I was rummaging around Splunk answers looking for information about the heartbeat function that forwarders use. in the Splunk Answers topic What does the heartbeatFrequency setting do in outputs.conf? rphillips_splunk states:
1. How often (in seconds) to send a heartbeat packet to the receiving server.
2. Heartbeats are only sent if sendCookedData=true.
3. Defaults to 30 (seconds).
Heartbeat is a mechanism for the forwarder to know that the receiver (i.e. indexer) is alive. If the indexer does not send a return packet to the forwarder, the forwarder will declare this receiver unreachable and not forward data to it. By default a packet is sent every 30s.
I have been under the impression that the indexer does not need to communicate with forwarders except on port 8089 to send Deployment App bundles.
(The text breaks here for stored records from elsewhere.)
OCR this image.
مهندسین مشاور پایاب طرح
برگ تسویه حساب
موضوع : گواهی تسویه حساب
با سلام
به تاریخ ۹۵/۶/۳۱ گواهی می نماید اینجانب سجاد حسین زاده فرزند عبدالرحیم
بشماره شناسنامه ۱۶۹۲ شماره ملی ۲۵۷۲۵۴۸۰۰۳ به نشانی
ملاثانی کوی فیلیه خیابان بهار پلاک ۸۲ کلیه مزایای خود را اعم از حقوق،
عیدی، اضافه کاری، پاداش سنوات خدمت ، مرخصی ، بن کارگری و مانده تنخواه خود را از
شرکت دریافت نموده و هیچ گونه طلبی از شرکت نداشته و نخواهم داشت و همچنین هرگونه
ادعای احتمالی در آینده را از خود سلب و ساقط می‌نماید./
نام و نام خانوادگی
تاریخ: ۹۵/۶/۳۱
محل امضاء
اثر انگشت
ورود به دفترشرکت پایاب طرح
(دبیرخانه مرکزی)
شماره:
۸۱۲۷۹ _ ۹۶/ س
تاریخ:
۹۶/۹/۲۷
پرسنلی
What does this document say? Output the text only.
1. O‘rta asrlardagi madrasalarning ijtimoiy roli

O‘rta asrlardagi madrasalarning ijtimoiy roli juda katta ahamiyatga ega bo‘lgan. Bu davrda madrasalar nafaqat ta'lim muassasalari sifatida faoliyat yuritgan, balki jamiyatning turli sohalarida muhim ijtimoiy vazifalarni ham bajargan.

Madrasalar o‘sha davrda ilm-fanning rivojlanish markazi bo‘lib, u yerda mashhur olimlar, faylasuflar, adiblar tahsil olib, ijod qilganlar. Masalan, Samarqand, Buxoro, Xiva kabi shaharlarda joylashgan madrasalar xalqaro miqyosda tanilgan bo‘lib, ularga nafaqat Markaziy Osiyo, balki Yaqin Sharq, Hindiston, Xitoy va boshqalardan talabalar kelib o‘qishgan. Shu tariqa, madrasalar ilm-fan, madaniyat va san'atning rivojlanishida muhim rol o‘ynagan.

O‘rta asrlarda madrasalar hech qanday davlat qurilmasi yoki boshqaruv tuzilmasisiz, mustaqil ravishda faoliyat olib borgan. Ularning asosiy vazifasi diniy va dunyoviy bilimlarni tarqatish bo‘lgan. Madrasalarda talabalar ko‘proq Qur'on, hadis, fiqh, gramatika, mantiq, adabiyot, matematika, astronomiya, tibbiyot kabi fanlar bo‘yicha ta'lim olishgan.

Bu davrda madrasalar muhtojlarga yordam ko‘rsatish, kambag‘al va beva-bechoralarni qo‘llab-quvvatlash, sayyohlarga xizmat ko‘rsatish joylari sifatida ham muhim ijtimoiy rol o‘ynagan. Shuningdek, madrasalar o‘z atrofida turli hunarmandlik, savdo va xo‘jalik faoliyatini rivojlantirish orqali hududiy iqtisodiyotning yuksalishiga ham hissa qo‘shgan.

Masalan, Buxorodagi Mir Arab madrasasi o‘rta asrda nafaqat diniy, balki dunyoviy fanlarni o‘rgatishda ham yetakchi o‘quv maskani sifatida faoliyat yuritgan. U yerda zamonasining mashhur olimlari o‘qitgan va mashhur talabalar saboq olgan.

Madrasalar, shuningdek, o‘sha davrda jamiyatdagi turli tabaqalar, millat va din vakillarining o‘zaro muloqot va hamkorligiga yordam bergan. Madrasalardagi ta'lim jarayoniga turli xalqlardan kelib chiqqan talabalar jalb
I'm wondering what port the indexer uses to talk to the forwarder to convey this return packet rphillips_splunk mentions.
sendCookedData is a parameter in the tcpout stanza in outputs.conf. It is by default true, so it is set for all newly installed forwarders by default. I'm wondering what the effect would be on the forwarder if a firewall rule was blocking the indexer from getting the return packet to the forwarder after receiving the heartbeat transmission.